An investigation by the UK's National Crime Agency (NCA) resulted in the jailing of eight of his associates in early 2015 after French authorities seized 1.3 tons of cocaine hidden in suitcases on an Air France flight from Caracas to Paris.
InSight Crime Analysis
The arrest of Brummer, his boss Dawes and other associates suggests European authorities are closing in on at least some major operators taking advantage of the cocaine pipeline between South America and Europe.
Anecdotal press reports suggest that violence is growing around the movement of cocaine through European cities, and it makes sense that Dawes should hail from the UK. Drugs brought in from South America command a much higher price on British streets than in other parts of Europe, according to NCA.
Cocaine can sell for $56,000 per kilo in the UK as opposed to $33,700 in the Netherlands.
It's likely Brummer was meeting with cartel operatives from Colombia, Brazil and Venezuela, all of which are listed as "key departure points" for cocaine headed to European illegal drug markets in a recent report.
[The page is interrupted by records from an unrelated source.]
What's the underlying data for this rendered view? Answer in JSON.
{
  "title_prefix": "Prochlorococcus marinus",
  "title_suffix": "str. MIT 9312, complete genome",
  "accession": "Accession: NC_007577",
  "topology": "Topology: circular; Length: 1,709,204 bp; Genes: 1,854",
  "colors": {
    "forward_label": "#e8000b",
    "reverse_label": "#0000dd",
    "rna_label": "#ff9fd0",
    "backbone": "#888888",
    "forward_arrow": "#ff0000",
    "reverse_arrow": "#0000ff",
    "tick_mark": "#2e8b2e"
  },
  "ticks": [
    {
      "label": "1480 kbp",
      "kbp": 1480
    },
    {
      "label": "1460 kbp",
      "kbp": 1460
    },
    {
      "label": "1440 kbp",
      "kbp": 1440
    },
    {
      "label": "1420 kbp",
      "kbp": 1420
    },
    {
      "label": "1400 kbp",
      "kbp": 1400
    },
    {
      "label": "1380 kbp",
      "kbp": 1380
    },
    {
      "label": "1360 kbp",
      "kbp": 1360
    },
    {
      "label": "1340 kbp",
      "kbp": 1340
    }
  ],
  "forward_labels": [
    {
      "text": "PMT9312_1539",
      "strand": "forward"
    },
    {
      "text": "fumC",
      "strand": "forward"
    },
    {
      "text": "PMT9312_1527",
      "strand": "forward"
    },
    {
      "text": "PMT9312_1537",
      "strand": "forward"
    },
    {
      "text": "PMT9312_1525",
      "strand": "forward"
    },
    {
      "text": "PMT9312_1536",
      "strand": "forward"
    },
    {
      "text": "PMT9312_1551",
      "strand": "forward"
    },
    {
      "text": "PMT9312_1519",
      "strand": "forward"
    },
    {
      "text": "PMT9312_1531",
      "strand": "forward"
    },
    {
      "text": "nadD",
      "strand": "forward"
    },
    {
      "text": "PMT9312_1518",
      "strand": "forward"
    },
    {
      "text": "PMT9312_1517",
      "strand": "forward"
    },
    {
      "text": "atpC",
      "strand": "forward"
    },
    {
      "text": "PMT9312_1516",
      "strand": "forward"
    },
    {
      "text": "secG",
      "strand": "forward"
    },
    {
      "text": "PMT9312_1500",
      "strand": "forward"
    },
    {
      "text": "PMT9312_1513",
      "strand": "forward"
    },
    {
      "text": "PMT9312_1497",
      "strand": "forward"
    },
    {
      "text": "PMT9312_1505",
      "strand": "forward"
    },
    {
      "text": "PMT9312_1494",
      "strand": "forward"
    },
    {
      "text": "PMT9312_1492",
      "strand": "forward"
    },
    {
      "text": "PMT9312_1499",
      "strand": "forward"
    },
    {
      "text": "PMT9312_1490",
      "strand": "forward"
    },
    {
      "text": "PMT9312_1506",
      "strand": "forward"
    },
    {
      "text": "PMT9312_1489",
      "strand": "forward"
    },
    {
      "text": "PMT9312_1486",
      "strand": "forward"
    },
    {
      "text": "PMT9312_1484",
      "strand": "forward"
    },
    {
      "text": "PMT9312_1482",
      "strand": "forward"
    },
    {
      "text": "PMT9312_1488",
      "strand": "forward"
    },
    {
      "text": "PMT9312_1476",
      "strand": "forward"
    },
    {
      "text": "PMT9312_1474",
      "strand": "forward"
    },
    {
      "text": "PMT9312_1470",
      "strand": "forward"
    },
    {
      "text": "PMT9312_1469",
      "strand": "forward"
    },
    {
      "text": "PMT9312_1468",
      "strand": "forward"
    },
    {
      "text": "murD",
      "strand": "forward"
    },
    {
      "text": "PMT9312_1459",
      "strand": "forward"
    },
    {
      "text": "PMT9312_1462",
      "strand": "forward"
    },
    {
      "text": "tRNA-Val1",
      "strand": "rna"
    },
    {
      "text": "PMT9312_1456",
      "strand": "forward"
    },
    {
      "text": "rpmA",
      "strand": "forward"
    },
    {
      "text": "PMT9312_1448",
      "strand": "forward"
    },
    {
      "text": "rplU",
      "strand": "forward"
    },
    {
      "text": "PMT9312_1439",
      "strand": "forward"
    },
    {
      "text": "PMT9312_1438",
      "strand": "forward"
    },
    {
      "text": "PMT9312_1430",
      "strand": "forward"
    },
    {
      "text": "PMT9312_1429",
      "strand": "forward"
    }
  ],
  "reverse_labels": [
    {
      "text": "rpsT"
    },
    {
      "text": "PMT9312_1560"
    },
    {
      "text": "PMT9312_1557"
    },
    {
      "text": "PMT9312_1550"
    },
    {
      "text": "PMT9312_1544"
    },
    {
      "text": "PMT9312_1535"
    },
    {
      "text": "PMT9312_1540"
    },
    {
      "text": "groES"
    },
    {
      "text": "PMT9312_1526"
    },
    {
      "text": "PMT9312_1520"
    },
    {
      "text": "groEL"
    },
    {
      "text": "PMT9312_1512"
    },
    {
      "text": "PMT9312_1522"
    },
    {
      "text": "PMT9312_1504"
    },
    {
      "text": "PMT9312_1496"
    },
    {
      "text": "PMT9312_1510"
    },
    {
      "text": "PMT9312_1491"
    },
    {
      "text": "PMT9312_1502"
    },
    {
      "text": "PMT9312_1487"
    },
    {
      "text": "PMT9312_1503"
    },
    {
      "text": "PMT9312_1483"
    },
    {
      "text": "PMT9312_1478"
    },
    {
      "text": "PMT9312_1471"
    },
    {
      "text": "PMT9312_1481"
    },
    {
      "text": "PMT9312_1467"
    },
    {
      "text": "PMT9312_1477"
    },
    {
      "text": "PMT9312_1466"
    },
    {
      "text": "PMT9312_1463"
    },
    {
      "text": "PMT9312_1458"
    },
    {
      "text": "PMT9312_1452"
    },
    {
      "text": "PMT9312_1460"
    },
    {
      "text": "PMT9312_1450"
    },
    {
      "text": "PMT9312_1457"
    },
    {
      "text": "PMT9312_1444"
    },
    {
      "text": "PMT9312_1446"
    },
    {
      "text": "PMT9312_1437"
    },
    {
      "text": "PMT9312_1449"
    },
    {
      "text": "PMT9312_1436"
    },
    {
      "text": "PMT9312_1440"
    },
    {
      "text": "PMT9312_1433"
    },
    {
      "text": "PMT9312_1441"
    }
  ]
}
The drug is smuggled out in vessels, private yachts or by air from those countries, according to the report from the European Monitoring Centre for Drugs and Drug Addiction (EMCDDA).
Trafficking methods are evolving to avoid interdiction, and the use of shipping containers on commercial vessels is growing as criminal networks corrupt port officials on the European continent to let the shipments in. Seizures involving shipping containers have gone up six-fold since 2006.